What Is Open Interest?
Open interest (OI) is the total number of open derivative contracts — such as perpetual futures — that have not yet been closed, expired, or settled. It is one of the most widely
tracked metrics in derivatives markets, used to gauge trader participation, liquidity, and the strength of a prevailing trend.
Unlike trading volume, which counts every transaction over a time period, open interest counts only contracts that are currently live. A single long-short pair counts as one open
interest, regardless of how many times it's traded.
How Does Open Interest Work?
When a trader opens a new position, open interest increases by one contract.
When a trader closes an existing position, open interest decreases by one contract.
When two existing traders simply exchange a position (one closes, one opens), open interest stays the same.

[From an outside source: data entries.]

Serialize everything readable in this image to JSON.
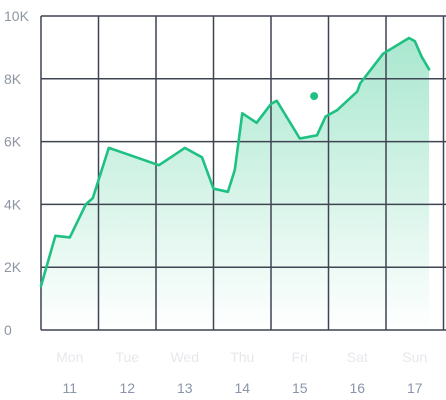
{
  "chart_data": {
    "type": "area",
    "title": "",
    "xlabel": "",
    "ylabel": "",
    "ylim": [
      0,
      10000
    ],
    "y_ticks": [
      0,
      2000,
      4000,
      6000,
      8000,
      10000
    ],
    "y_tick_labels": [
      "0",
      "2K",
      "4K",
      "6K",
      "8K",
      "10K"
    ],
    "x_days": [
      "Mon",
      "Tue",
      "Wed",
      "Thu",
      "Fri",
      "Sat",
      "Sun"
    ],
    "x_dates": [
      "11",
      "12",
      "13",
      "14",
      "15",
      "16",
      "17"
    ],
    "grid": true,
    "legend": "none",
    "colors": {
      "line": "#1ec182",
      "fill_top": "#1ec182",
      "grid": "#3f4451",
      "marker": "#1ec182"
    },
    "series": [
      {
        "x": [
          10.5,
          10.75,
          11.0,
          11.28,
          11.4,
          11.68,
          12.0,
          12.55,
          12.8,
          13.0,
          13.3,
          13.5,
          13.75,
          13.87,
          14.0,
          14.25,
          14.5,
          14.6,
          15.0,
          15.3,
          15.45,
          15.65,
          16.0,
          16.05,
          16.45,
          16.9,
          17.0,
          17.12,
          17.25
        ],
        "y": [
          1400,
          3000,
          2950,
          4000,
          4200,
          5800,
          5600,
          5250,
          5550,
          5800,
          5500,
          4500,
          4400,
          5100,
          6900,
          6600,
          7200,
          7300,
          6100,
          6200,
          6800,
          7000,
          7600,
          7850,
          8800,
          9300,
          9200,
          8700,
          8300
        ]
      }
    ],
    "highlight_point": {
      "x": 15.25,
      "y": 7450
    }
  }
}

Open interest is typically reported per market (BTC-PERP, ETH-PERP, etc.) and as a total across the exchange.
Volume vs Open Interest
| Feature | Open Interest | Trading Volume |
|---|---|---|
| What it measures | Contracts currently open | Contracts traded over time |
| Reporting cadence | Snapshot at a point in time | Cumulative over 24h, 7d, etc. |
| Purpose | Market participation level | Trading activity level |
| Changes when | Position opened or closed | Every trade executed |
How Traders Use Open Interest
Trend Strength Indicator
Rising OI + rising price → new money entering, trend is strong
Rising OI + falling price → new short positions, bearish conviction
Falling OI + rising price → short covering, weakening rally
Falling OI + falling price → long liquidation, capitulation
Liquidity Gauge
Higher open interest generally means better liquidity and tighter spreads — it's easier to enter and exit large positions without slippage.
Market Sentiment Proxy
Extreme highs in open interest often precede volatility events (both squeezes and flushes), as crowded positioning becomes vulnerable.
Open Interest Across Platforms
Open interest is tracked separately for each derivatives platform. Centralized exchanges like Binance and Bybit historically dominate total crypto OI, but on-chain platforms like
Hyperliquid have captured growing share as self-custody perps become more popular.
Limitations of Open Interest
Doesn't distinguish longs from shorts — OI counts contracts, not direction
Platform-specific — global OI requires aggregating data across multiple exchanges
Not a leading indicator on its own — most useful when combined with price and funding rate
Open Interest and Trust Wallet
When trading perpetual futures through Hyperliquid or Aster DEX via Trust Wallet, users can view real-time open interest for each market directly in the trading interface. Open interest is a key data point for assessing market participation before entering a position.